Thursday, September 24

disconcerts : A. MEDIC

DISCONCERTS
A. MEDIC
(PARLOUR RECORDS)

February's debut single from Chichester's finest (only?) frenetic post-punk trio was a masterly amalgamation of everything that was best about 80s DIY punk, scratching brilliantly and pulsating like a long-lost Fire Engines single. The A. Medic EP doesn't do anything new, but it does everything several notches bigger and better. 'Cotton' and 'Tongues' are tightly-structured pop clatterers, with as much in common with Gang of Four or A Certain Ratio as with The Desperate Bicycles; the rhythm section of Rick Trust and Alan Pilkington worms its way into the subconscious while the brain focusses on Hugo Hamper-Potts' slashing guitar, and lodges there for good. There's something about Hamper-Potts' yelps which recalls the (very brief) time when The Young Knives wrote exciting and brilliant pop songs, but don't let the comparison put you off - it sounds like Disconcerts are in no danger of running out of ideas any time soon. A perfect balance of DIY and disco; wherever Disconcerts head next, we hope they keep the best of both worlds as well as here.

A. Medic is released on 5th October on limited 12" vinyl, and is available for preorder from the Parlour Records website.

Monday, September 21

New Horrors single.

The next single by The Horrors will be out on 2nd November, and will be 'Whole New Way', a non-album track featured as a bonus track on Japanese copies of their current LP Primary Colours. It's rather strange decision - while the track isn't bad, it's definitely not traditional single material; based around a repeating major-key bass loop and studded with twinkling synthesisers, it is to all intents and purposes a perfect b-side. It's also five minutes long, and doesn't really go anywhere until the last minute when the guitar and synths start sliding beautifully together. Not, as we said, the obvious choice of single - but possibly, considering the first track released from Primary Colours was the eight-minute krautrock epic 'Sea Within A Sea', no more than we should expect nowadays from The Horrors. In any case, it's looking like the b-side, the Psychedelic Furs-style album title track 'Primary Colours', will get the club plays.

Friday, September 4

The New Italian Wave

At last, a new phenomenon. For three years now, Italian club nights like London Loves in Milan and Rome's Fish n Chips have been bringing the post-punk and industrial sounds of London's East End to Italian audiences, playing the same records and bringing the same bands - Hatcham Social, Neils Children, Ipso Facto, Electricity In Our Homes, These New Puritans - to Italian fans, and gathering the country's like-minded youth under the banner of the alternative. Now the reaction is imminent: a new wave of Italian groups is trying its luck in London, returning to its musical roots in a foreign city, with its own singular sound.

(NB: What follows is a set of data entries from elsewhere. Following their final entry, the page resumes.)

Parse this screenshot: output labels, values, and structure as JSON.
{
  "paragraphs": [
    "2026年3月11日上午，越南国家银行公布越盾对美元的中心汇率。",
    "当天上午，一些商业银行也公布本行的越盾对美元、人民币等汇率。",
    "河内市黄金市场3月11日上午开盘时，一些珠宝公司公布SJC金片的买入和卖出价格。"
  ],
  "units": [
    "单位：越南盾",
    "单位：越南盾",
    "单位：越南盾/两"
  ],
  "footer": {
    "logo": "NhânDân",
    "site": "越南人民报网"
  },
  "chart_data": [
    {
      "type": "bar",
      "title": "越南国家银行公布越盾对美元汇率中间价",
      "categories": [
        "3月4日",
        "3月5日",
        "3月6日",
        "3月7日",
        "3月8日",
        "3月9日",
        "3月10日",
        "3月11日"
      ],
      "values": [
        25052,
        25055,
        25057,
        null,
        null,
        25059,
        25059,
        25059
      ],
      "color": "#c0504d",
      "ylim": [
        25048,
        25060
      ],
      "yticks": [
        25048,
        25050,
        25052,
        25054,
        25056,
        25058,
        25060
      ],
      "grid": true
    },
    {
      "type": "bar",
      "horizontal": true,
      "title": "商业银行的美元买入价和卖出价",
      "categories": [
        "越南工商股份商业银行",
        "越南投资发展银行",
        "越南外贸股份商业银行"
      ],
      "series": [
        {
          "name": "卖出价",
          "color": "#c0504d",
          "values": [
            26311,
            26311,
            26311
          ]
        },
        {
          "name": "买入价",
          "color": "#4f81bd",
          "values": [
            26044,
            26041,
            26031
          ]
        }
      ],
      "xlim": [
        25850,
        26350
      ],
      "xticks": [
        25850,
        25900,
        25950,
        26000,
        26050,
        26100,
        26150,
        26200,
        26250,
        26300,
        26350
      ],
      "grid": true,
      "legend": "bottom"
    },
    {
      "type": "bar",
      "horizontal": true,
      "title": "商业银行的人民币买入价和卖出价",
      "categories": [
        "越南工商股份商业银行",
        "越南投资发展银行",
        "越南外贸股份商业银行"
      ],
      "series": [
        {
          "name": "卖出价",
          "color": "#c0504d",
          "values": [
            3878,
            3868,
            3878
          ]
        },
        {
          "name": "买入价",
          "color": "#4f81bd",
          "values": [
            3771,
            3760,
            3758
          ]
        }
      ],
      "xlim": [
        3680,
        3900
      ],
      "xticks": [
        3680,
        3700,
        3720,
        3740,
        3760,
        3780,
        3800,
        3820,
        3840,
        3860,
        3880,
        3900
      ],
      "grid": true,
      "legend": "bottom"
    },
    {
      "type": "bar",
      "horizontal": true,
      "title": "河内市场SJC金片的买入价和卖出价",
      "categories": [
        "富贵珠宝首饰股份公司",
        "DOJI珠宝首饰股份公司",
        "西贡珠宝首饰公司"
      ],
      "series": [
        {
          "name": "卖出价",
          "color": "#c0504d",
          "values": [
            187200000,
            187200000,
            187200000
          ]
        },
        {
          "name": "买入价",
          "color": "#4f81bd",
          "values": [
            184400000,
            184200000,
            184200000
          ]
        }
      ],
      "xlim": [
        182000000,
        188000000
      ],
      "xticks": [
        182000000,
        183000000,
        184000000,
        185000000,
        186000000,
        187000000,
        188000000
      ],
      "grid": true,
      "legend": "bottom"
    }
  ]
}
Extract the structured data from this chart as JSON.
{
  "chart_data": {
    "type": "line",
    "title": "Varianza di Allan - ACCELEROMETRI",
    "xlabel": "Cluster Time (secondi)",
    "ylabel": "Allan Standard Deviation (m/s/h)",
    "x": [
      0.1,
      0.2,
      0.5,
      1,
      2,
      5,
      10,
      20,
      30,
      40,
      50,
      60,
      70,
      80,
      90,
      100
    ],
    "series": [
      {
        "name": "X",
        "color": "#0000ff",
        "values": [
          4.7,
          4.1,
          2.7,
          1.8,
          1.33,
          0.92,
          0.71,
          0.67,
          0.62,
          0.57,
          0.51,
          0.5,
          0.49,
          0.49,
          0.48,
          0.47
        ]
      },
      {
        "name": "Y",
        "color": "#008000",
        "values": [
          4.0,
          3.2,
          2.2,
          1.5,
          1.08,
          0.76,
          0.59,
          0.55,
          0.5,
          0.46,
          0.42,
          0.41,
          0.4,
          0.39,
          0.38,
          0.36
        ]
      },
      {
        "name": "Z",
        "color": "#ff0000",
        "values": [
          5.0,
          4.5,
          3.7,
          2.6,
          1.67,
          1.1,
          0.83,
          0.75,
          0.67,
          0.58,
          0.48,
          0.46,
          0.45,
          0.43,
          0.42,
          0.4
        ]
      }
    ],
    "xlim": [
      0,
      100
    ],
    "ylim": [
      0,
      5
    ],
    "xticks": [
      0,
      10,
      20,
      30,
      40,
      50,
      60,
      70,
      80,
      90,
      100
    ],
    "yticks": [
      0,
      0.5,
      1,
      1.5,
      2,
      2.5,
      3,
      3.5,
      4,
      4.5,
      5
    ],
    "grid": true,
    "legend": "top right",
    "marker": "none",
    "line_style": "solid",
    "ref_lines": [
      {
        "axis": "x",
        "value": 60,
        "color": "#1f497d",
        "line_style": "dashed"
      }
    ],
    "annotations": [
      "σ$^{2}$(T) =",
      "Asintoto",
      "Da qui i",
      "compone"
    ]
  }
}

As with the London groups, musical styles and fashions vary wildly. European Coldwave is a frequent reference: Soviet Soviet (myspace.com/sovietsoviet) and General Decay (myspace.com/generaldk) both employ the leaping basslines and chiming guitars of groups like Siglo XX and Asylum Party, but also take chilly atmospheric notes from their European predecessors' original influences (mostly Joy Division). Too Young To Love (myspace.com/tooyoungtolove) are cryptic and symbolic, a smoke-wreathed enigma of a band: a unique blend of unsettling percussive rhythms and hazy melody draped in austere Grauzone-style synthesizers; they are to release their debut EP on Trouble Records (home to An Experiment on a Bird in the Air Pump) later in the year. Death in Plains (myspace.com/deathinplains) is a one-man electronic project, brilliantly warping childlike synthpop melodies with distorted industrial percussion and already attracting attention from London's DiscError Recordings and photographer Dean Chalkley. Meanwhile Dance for Burgess (myspace.com/danceforburgess) push their pop-inflected blend of Josef K and The Cure towards psychedelia - they've recorded with KASMs' Rory Attwell, and played with The Horrors and S.C.U.M at this year's Isle of Wight Festival.

All of these groups have played in London, or will soon have done so; several have forthcoming releases on English labels, and we urge you to support these new bands. The only question is this: will their homeland will embrace them as vigorously as the starved alternative London scene is currently doing? Is Italy itself ready for the new wave, or will it make an impact only where the ground has already been broken by its British predecessors?